# how do you refigure costs



## DiSantodrywall&paint (May 2, 2010)

ok so i got my costs for the year, but how do you figure out your hourly rates or total cost to operate your business. Im restructuring my business in jan and want all my number figured out. Im making alright money with what im charging. just need to make sure im doing it right. ptoblem is i charge by the sheet, plus materials, so hourly doesnt apply to me i guess. thanks for helping me out with this conffusing mess.


----------



## chris (Apr 13, 2011)

Income minus deductions=what you pay taxes on


----------



## moore (Dec 2, 2010)

You should pay each of us 2$ every time you post.:blink:


----------



## P.A. ROCKER (Jul 15, 2011)

I have an organizer in which I keep a daily log. What jobs, time arrived, time left, and a description of what got done that day. I can take my earnings and subtract expenses and divide it by total hours for that job and get an hourly avarage.It is a calander type. It lasts a whole year. Hell I can tell you what I did on March 3rd in 2003 if I go look.


----------



## DiSantodrywall&paint (May 2, 2010)

yea well im not supposed to post my numbers i guess but i get 24 a sheet plus materials. I get some people that say im way to high and they cant afford me, and then others say no problem at all. So its a hard thing to figure.


----------



## P.A. ROCKER (Jul 15, 2011)

DiSantodrywall&paint said:


> yea well im not supposed to post my numbers i guess but i get 24 a sheet plus materials.
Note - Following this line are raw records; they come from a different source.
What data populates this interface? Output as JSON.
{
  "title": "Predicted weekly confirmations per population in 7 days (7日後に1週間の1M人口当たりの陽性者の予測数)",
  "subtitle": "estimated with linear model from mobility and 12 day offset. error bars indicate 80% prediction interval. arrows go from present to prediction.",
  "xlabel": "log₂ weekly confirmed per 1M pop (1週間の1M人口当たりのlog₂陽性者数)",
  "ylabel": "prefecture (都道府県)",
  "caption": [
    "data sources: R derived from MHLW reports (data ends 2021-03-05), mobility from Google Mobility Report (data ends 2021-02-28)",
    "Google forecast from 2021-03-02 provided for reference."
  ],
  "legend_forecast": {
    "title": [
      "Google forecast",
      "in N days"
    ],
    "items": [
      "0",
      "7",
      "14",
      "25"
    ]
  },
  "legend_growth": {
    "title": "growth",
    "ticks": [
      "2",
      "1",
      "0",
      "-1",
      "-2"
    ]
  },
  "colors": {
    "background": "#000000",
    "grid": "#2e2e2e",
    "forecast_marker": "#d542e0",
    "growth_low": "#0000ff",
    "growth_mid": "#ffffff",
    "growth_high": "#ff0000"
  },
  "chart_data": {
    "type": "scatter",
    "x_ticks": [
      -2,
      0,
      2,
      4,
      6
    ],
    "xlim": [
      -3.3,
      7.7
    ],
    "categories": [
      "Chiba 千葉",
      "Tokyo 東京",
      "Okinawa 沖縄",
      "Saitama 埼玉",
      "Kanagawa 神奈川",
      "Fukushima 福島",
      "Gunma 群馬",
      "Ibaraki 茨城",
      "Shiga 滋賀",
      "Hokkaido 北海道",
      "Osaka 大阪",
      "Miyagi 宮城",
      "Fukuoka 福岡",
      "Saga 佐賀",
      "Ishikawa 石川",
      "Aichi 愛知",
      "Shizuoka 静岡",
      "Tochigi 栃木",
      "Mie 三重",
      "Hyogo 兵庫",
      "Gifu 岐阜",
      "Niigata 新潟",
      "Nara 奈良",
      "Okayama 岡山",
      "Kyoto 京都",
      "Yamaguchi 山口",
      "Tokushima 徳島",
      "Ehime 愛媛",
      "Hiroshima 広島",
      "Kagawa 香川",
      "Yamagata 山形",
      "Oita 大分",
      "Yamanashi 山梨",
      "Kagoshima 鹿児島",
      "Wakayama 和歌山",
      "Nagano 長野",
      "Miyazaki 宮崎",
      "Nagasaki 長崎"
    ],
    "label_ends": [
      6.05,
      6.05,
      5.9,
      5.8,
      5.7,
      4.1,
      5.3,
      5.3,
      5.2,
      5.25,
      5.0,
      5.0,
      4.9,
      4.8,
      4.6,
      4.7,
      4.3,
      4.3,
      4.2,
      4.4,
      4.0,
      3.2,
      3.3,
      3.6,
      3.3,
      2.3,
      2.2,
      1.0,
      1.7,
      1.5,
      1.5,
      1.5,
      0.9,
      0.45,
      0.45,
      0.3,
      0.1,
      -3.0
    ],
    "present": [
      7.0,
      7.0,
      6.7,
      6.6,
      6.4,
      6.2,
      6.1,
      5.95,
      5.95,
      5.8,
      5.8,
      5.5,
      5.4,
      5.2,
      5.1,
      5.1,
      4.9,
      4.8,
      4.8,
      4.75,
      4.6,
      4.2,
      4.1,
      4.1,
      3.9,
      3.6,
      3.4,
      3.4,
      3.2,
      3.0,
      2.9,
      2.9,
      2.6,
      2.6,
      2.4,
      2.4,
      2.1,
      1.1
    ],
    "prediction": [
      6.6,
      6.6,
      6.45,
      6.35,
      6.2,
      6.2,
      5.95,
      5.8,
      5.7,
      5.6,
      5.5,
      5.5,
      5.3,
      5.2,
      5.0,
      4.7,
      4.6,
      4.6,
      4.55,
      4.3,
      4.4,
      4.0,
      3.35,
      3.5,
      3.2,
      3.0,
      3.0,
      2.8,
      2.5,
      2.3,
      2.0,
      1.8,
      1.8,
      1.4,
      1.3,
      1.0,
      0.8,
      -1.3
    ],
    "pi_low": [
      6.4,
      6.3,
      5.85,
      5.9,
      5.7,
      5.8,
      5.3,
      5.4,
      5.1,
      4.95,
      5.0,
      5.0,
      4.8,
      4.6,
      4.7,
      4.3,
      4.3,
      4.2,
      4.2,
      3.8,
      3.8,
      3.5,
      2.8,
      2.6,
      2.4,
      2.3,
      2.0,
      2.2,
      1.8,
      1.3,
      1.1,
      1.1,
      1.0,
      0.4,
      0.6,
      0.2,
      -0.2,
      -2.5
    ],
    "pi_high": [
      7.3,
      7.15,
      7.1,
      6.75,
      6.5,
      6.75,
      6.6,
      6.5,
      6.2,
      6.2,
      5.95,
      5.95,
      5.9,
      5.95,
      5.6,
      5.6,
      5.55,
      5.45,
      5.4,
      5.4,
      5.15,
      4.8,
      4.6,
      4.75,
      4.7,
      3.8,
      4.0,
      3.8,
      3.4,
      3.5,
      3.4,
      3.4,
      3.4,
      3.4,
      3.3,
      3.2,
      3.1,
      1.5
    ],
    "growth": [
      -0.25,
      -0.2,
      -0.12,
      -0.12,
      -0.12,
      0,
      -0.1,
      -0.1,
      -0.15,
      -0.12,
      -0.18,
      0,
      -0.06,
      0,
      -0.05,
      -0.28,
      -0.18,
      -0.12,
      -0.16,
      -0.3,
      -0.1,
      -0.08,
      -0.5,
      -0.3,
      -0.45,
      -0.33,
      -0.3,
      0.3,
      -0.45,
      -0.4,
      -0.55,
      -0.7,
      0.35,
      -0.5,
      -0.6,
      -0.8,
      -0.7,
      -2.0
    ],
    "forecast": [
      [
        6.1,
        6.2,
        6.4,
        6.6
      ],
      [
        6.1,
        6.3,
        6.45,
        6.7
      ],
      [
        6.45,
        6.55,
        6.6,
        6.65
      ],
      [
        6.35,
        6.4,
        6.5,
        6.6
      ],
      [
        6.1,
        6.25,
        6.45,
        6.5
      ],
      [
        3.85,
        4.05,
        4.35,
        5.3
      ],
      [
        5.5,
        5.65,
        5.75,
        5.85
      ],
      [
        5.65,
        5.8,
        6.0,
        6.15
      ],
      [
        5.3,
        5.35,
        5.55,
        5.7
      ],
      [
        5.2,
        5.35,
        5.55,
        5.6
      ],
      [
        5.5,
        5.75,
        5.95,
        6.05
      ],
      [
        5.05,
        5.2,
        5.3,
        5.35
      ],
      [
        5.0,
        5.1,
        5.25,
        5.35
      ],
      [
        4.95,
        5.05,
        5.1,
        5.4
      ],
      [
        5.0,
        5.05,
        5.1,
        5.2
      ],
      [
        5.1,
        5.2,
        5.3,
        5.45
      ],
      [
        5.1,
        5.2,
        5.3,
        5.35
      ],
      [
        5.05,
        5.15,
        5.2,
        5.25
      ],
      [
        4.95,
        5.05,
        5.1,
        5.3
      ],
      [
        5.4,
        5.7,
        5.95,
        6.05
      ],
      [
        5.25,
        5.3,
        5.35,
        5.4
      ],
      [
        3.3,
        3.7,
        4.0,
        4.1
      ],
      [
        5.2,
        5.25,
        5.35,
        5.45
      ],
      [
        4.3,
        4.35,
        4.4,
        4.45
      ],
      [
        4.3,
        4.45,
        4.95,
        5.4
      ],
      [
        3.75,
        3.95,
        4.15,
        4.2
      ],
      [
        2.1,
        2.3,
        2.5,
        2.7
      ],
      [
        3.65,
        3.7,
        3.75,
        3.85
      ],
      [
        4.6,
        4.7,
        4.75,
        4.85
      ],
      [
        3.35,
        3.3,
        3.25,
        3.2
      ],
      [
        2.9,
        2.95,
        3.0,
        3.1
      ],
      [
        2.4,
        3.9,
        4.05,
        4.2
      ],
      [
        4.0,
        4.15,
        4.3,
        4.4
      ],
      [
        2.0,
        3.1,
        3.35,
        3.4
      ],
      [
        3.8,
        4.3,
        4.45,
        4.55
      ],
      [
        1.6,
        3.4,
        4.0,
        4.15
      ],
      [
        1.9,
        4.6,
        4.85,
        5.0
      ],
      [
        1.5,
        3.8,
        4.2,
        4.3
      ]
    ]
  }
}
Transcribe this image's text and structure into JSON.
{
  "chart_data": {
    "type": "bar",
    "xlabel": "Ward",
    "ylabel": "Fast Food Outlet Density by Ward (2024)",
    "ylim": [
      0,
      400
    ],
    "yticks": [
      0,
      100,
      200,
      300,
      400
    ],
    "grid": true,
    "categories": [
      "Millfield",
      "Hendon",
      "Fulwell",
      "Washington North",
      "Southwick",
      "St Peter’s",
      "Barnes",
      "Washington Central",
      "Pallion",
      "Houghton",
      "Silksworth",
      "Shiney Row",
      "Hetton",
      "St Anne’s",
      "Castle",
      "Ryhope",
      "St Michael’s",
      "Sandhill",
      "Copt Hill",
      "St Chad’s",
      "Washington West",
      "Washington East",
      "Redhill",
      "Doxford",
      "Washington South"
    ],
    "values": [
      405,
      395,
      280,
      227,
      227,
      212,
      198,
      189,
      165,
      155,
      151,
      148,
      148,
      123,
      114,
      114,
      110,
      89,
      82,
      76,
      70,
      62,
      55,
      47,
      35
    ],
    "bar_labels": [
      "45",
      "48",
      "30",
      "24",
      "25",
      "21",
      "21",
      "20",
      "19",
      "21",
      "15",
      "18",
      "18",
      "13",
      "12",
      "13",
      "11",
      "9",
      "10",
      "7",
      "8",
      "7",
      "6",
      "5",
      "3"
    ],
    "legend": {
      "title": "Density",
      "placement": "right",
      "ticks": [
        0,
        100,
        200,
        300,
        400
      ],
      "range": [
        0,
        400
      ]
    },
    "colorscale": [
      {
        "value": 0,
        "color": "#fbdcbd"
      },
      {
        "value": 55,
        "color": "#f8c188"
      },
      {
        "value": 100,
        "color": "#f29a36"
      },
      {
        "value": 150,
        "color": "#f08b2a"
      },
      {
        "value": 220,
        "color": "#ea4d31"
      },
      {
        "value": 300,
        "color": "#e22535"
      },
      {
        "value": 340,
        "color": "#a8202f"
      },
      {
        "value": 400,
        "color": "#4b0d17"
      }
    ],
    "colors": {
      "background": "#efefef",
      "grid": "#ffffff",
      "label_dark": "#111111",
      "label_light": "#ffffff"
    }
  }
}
I get some people that say im way to high and they cant afford me, and then others say no problem at all. So its a hard thing to figure.


Maybe you should go back to high school.


----------



## SlimPickins (Aug 10, 2010)

P.A. ROCKER said:


> Maybe you should go back to high school.


I gotta say "ouch" here....but I also have to agree. It's all very simple math....a pain in the a$$, but simple nonetheless. 

Gross income = all the money you got
Net income = what you make after calculating every last dime you spent on anything even remotely resembling work. 

Trying to buy a house? Net income is big.
Trying to lower your taxes? Net income is small.


----------